Those dependent on fixed incomes or their accumulated savings – the proverbial 'widows and orphans'  – will be hit the hardest. The gap between rich and poor will widen ever more. It should be obvious that the rich have a far better chance to be among the winners of inflationary policy -  as a rule the bulk of their wealth is in assets that rise in price disproportionately as inflation progresses. It is generally no problem when the rich get richer – but it becomes one when the poor become poorer at the same time.

Distrust of the existing order begins to grow. Something must be done, but what? Many believe that the solution lies in even more intervention by the State. They begin to cry for a forcible redistribution of wealth. Politics becomes more  polarized – political radicals and extremists come to the fore.

At the same time, the unseen, but actually most pernicious effects of the inflationary policy, continue to undermine the economy's structural integrity day after day.  Capital malinvestment and capital consumption become an ever greater burden, gnawing away at the economy's ability to create wealth. One could also say: the bills must be paid, but the means to pay them are slowly but surely eroded ever more.

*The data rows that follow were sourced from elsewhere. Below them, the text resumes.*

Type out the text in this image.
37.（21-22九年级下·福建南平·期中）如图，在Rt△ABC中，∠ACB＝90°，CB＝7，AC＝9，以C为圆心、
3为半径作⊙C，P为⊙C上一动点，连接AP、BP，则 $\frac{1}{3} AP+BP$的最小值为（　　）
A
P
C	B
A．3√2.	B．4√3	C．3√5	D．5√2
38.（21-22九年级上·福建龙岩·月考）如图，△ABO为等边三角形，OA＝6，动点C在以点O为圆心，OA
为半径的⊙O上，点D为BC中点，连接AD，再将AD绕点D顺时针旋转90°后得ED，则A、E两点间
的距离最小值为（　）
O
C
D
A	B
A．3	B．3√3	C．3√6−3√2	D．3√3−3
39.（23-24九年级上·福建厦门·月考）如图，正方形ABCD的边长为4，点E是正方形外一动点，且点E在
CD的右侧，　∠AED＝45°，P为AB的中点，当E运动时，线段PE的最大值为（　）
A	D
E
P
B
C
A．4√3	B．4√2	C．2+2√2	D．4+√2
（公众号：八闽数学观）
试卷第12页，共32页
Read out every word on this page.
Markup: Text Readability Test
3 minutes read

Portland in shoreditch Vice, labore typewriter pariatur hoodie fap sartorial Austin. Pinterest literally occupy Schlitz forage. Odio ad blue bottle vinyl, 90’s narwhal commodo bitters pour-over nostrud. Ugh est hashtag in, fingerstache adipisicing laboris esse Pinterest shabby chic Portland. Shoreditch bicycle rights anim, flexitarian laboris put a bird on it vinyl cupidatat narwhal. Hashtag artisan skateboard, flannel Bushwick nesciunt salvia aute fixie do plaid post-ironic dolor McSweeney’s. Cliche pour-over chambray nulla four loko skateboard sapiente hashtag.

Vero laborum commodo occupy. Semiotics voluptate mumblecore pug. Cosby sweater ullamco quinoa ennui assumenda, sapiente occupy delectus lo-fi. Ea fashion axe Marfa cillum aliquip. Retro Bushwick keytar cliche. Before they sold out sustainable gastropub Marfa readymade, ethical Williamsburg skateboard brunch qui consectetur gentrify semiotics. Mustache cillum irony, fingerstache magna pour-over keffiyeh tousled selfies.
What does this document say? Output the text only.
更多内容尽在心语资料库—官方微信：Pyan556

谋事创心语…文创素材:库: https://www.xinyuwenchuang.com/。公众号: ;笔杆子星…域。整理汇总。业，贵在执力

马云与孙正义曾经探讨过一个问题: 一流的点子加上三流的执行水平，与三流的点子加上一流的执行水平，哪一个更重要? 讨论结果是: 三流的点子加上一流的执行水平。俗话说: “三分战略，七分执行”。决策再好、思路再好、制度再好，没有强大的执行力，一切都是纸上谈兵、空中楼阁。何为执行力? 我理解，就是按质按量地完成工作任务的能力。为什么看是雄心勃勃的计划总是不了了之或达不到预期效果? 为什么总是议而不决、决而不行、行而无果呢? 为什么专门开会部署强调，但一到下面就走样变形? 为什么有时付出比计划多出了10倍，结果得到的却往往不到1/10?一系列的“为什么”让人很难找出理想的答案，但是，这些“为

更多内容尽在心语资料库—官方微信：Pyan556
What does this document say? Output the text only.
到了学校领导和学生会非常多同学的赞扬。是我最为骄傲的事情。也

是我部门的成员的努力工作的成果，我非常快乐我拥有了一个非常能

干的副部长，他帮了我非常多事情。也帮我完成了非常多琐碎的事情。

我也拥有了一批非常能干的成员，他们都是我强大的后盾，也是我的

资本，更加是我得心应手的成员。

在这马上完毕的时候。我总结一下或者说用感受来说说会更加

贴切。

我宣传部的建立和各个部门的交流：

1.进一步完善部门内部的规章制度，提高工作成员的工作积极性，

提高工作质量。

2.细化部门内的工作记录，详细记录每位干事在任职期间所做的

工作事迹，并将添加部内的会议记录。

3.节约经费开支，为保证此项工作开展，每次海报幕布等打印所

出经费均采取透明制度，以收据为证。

At the very extreme end of an unending policy of monetary debasement stands the complete collapse of the existing societal order. As Grice shows in the historical examples he uses to buttress his points, this was of course never the intention of those pursuing the policy. They all thought they were only 'temporarily' helping the economy to get out of a tough spot. Often they were people who were well aware of the dangers, but still thought they could keep things under control. In short, they held that they could get whatever 'good' short term effects they expected the policy to produce without having to pay a price. They would step on the brakes in time: 'we'll do it just this once'. 

Readers of this site may recall that we have pointed out again and again that this never works in practice. Once one embarks on a deliberate policy of monetary debasement, it becomes extremely difficult to 'step on the brakes' and discontinue the policy. This is because the temporary revival in bubble activities the policy produces tends to immediately die down again whenever the inflation as much as pauses. And so there is the constant temptation for policymakers to continue down the same path: 'we'll do it just one more time, that will surely do it'.

The Fed's Remaining Hawks

According to Ben Bernanke, it is all 'worth it',  but is it really?  In recent weeks we have heard from both the few remaining 'hawks' at the Federal Reserve as well as the many supporters and defenders of the newest iteration of 'QE'.

Let us briefly consider the 'hawks'. They are all presidents of Fed districts, i.e., not one of them is at the Fed's board of governors in Washington. This is so because in the districts, a banker or businessman is occasionally nominated to lead the district board. Only one third of the members of the district boards are nominated by the board of governors. As a result there fewer pure academics presiding over the  districts.